According to a report by the Food and Agriculture Organization (FAO), Sri Lanka produces a staggering 7000 tons of organic waste, out of which over 65 percent is perishable organic material. The presumption of experts is that a vast majority of these organic perishables are food-related.

The irony However, awareness among the general public about this critically important factor is substantially low. Hence, it is time that the Government consciously commences a strong awareness campaign to educate people on curbing food waste.
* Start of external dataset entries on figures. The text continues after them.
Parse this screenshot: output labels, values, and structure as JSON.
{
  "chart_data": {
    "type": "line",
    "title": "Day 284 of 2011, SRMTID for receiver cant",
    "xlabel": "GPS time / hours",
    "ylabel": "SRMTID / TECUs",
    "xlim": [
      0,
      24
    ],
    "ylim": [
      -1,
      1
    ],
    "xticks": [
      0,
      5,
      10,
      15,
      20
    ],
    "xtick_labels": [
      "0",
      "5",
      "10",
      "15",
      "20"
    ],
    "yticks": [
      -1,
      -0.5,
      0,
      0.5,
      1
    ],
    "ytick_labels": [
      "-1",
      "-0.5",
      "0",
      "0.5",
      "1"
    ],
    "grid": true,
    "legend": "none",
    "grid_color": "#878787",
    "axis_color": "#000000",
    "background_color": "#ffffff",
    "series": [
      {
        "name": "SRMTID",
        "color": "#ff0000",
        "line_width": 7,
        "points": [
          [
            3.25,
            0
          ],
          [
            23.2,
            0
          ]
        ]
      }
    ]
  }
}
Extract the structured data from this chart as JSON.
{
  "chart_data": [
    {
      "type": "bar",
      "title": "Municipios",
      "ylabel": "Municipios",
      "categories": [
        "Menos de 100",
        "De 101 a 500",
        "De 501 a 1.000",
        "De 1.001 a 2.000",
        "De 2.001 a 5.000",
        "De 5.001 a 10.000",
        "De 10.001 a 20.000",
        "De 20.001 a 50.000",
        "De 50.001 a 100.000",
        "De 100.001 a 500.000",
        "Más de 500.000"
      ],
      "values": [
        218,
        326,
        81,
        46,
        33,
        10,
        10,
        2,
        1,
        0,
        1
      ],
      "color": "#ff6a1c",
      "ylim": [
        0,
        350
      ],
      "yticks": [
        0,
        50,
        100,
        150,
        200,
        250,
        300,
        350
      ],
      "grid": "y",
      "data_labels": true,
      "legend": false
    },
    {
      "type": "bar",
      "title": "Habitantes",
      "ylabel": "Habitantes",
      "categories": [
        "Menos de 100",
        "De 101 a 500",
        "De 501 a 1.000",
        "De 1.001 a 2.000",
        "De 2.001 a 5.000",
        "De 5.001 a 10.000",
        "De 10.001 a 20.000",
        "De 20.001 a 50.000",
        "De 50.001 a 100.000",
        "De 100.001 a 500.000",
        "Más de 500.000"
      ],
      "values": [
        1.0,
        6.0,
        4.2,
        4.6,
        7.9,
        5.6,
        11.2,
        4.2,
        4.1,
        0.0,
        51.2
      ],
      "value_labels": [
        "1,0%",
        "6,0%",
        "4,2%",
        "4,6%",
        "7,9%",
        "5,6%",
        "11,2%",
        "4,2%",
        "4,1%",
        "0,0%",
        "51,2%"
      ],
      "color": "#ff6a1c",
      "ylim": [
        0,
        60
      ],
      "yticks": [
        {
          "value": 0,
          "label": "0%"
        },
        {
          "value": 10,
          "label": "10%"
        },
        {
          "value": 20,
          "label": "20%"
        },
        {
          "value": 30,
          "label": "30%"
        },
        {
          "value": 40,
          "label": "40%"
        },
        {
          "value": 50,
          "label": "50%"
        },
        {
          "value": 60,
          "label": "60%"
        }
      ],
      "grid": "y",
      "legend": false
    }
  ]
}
It is a cinch that every electronic, print, and social media platform will provide their best assistance to such an effort as a national duty. Simple actions such as being conscious about portion sizes, using leftovers appropriately, timely and mindful purchasing, and donating surplus food to the needy are some of the actions that will reduce food wastage. According to expert opinion, the largest amount of waste occurs when the vegetables and fruits are transported from the farm to the markets.

Medical specialists in the child health sector have recently made an extremely alarming revelation that the Sri Lankan children’s population is heading for malnutrition.


They state that this can be attributed to the ongoing economic crisis and unbearable food prices. Doctors at Lady Ridgeway Hospital claim that 20 percent of the children admitted are malnourished. This is a frightening prospect for the country. If the situation is not taken under control immediately, the future population will suffer immense psychological and physical trauma.

The predicted food crisis is a national issue that can cause immense distress in society. Therefore, instead of pointing fingers at others and wasting valuable time, the entire nation must get together as one to face the challenge.

Even the smallest contribution is precious at this point in time. Food security is as important to a nation as national security. Hence, it is time to let go of previous mistakes and rally round to improve agriculture domestically.